By the way, they said all of this before the COVID-19 pandemic appeared on the scene, with the undesired side effects mentioned at the start of this article.
Clearly, we now have the technology to meet practitioners’ needs, which could be summed up as follow-up, identification, and guidance of public health. However, the problem is not only technological. It is organizational too, and it also depends on the political will to get it done. The system should be focused on patients and monitoring their health. There is a need for liaison between the various healthcare and social levels, whether public or private. This new model will have to be based on new two-way information methods with patients (Healthcare 2.0, social media, contact centers), taking for the first time ever a preventive approach and bringing in process-based monitoring and assistance (High Resolution Hospital Centers, home care and hospitalization, remote healthcare, telemedicine), using the technology at hand:, big data, artificial intelligence, chatbots, robotics, drones, Blockchain…
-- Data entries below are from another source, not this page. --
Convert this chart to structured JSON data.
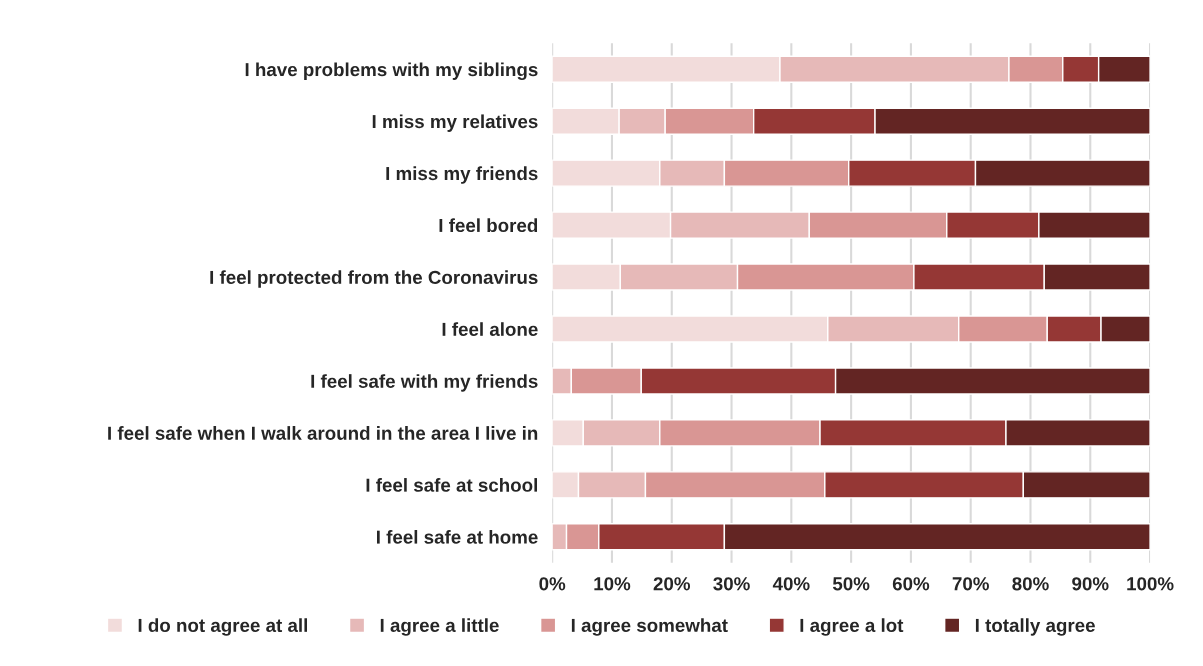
{
  "chart_data": {
    "type": "bar",
    "orientation": "horizontal",
    "stacked": true,
    "categories": [
      "I have problems with my siblings",
      "I miss my relatives",
      "I miss my friends",
      "I feel bored",
      "I feel protected from the Coronavirus",
      "I feel alone",
      "I feel safe with my friends",
      "I feel safe when I walk around in the area I live in",
      "I feel safe at school",
      "I feel safe at home"
    ],
    "series": [
      {
        "name": "I do not agree at all",
        "color": "#f2dcdb",
        "values": [
          38.1,
          11.2,
          18.0,
          19.8,
          11.4,
          46.1,
          0,
          5.2,
          4.4,
          0
        ]
      },
      {
        "name": "I agree a little",
        "color": "#e6b9b8",
        "values": [
          38.3,
          7.7,
          10.8,
          23.2,
          19.6,
          21.9,
          3.2,
          12.8,
          11.2,
          2.4
        ]
      },
      {
        "name": "I agree somewhat",
        "color": "#d99694",
        "values": [
          9.0,
          14.8,
          20.8,
          23.0,
          29.5,
          14.8,
          11.7,
          26.8,
          30.0,
          5.4
        ]
      },
      {
        "name": "I agree a lot",
        "color": "#953735",
        "values": [
          6.0,
          20.3,
          21.2,
          15.4,
          21.8,
          9.0,
          32.5,
          31.1,
          33.2,
          21.0
        ]
      },
      {
        "name": "I totally agree",
        "color": "#632523",
        "values": [
          8.6,
          46.0,
          29.2,
          18.6,
          17.7,
          8.2,
          52.6,
          24.1,
          21.2,
          71.2
        ]
      }
    ],
    "xlim": [
      0,
      100
    ],
    "xticks": [
      {
        "value": 0,
        "label": "0%"
      },
      {
        "value": 10,
        "label": "10%"
      },
      {
        "value": 20,
        "label": "20%"
      },
      {
        "value": 30,
        "label": "30%"
      },
      {
        "value": 40,
        "label": "40%"
      },
      {
        "value": 50,
        "label": "50%"
      },
      {
        "value": 60,
        "label": "60%"
      },
      {
        "value": 70,
        "label": "70%"
      },
      {
        "value": 80,
        "label": "80%"
      },
      {
        "value": 90,
        "label": "90%"
      },
      {
        "value": 100,
        "label": "100%"
      }
    ],
    "grid": "x",
    "legend": "bottom"
  }
}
All this ushers in a new phenomenon we call “digital health,” which has been defined as “the cultural transformation of how disruptive technologies that provide digital and objective data accessible to both caregivers and patients leads to an equal doctor-patient relationship with shared decision-making and the democratization of care”.
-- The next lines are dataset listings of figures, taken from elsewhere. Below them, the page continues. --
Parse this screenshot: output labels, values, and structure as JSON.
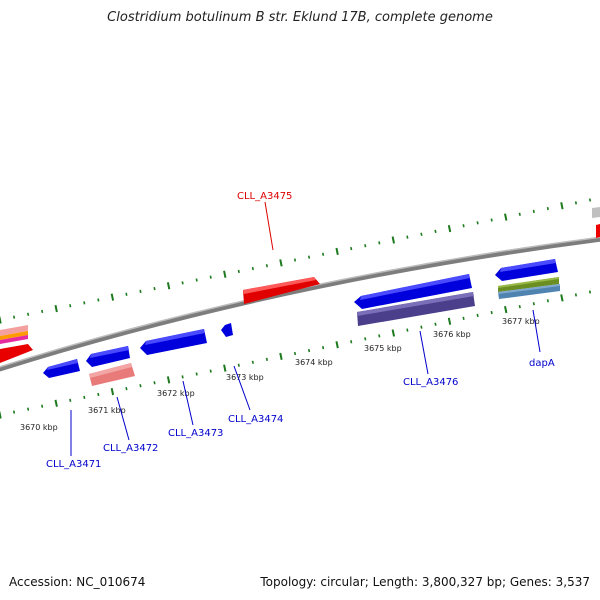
{
  "title": "Clostridium botulinum B str. Eklund 17B, complete genome",
  "footer": {
    "accession": "Accession: NC_010674",
    "summary": "Topology: circular; Length: 3,800,327 bp; Genes: 3,537"
  },
  "colors": {
    "forward_gene": "#ff0000",
    "reverse_gene": "#0000ee",
    "tick": "#1e7a1e",
    "backbone": "#8c8c8c",
    "label_blue": "#0000cc",
    "label_red": "#dd0000"
  },
  "scale_labels": [
    "3670 kbp",
    "3671 kbp",
    "3672 kbp",
    "3673 kbp",
    "3674 kbp",
    "3675 kbp",
    "3676 kbp",
    "3677 kbp"
  ],
  "gene_labels": {
    "forward": [
      "CLL_A3475"
    ],
    "reverse": [
      "CLL_A3471",
      "CLL_A3472",
      "CLL_A3473",
      "CLL_A3474",
      "CLL_A3476",
      "dapA"
    ]
  }
}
Doctors needed in the future will undoubtedly be multi-disciplinary, tech-savvy, data-skilled professionals. They will, therefore, need to understand how things work and interconnect, mastering the various technologies to be implemented in the future. This development is already bringing about a change of the physician’s role in the daily interaction with patients, switching from the traditional agency relationship to a new one more akin to that of a mentor or guide, steering patients along the best fact-based path towards prevention and control of any health drawbacks. The corollary to this is that patients themselves will, in turn, become much more informed and empowered, as pointed out above.
I have notably not touched at all on the daunting, pandemic-driven economic crisis now hovering over us. It only remains to be said that, if the pre-pandemic situation was already critical, the very survival of our national health system model as we know it and even our very model of society are now seriously imperiled. Their future sustainability depends inexorably on this digital transformation of the health system and the enabling measures of cultural, sociological and political change.
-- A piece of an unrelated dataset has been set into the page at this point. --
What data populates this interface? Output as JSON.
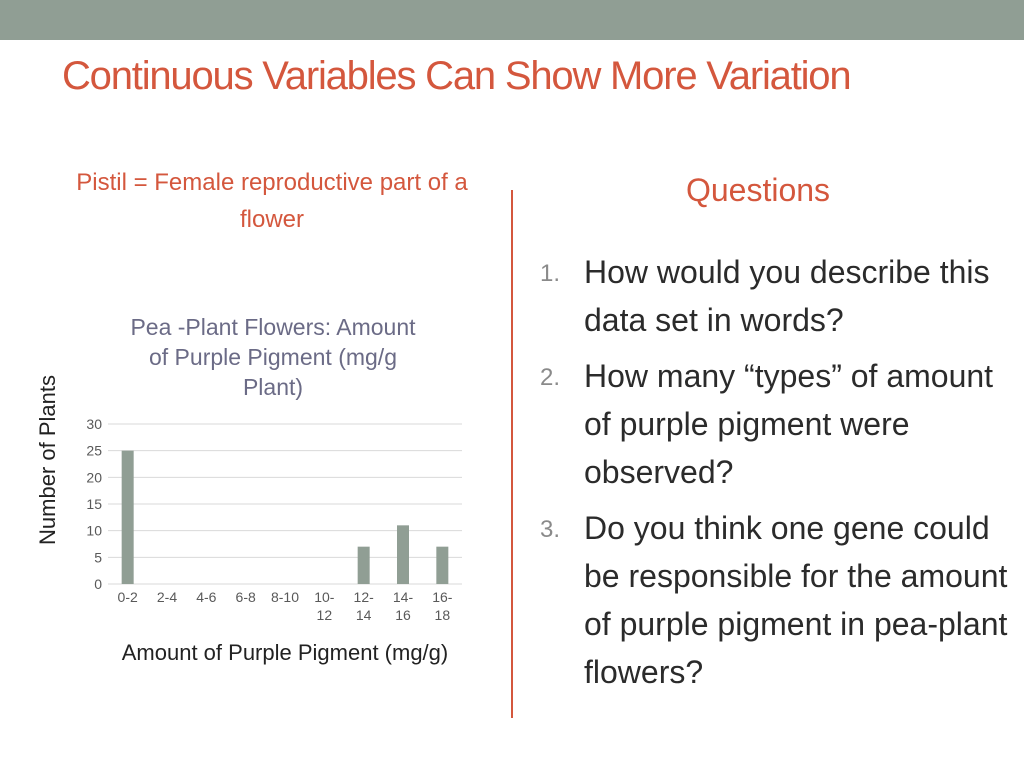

Luckily, opportunities are always born out of crises. I’m optimistic by nature; for that very reason I’m a fervent supporter of the magnificent ideas that have sprung from these trying times, such as macro industrial development projects (macroproyectos tractores), one of which is digital health, coordinated by the Spanish Association of Electronics, Digital Contents, and ICT Companies (Asociación de Empresas de Electrónica, Tecnologías de la Información, Telecomunicaciones y Contenidos Digitales; AMETIC), which I firmly believe will help Spain to spearhead innovation, research, and the sorely-needed development of the country’s health system and economy as a whole.
Author: Carlos Royo Sánchez, GMV Healthcare Strategy Director and Chairman of the AMETIC Digital Health Committee.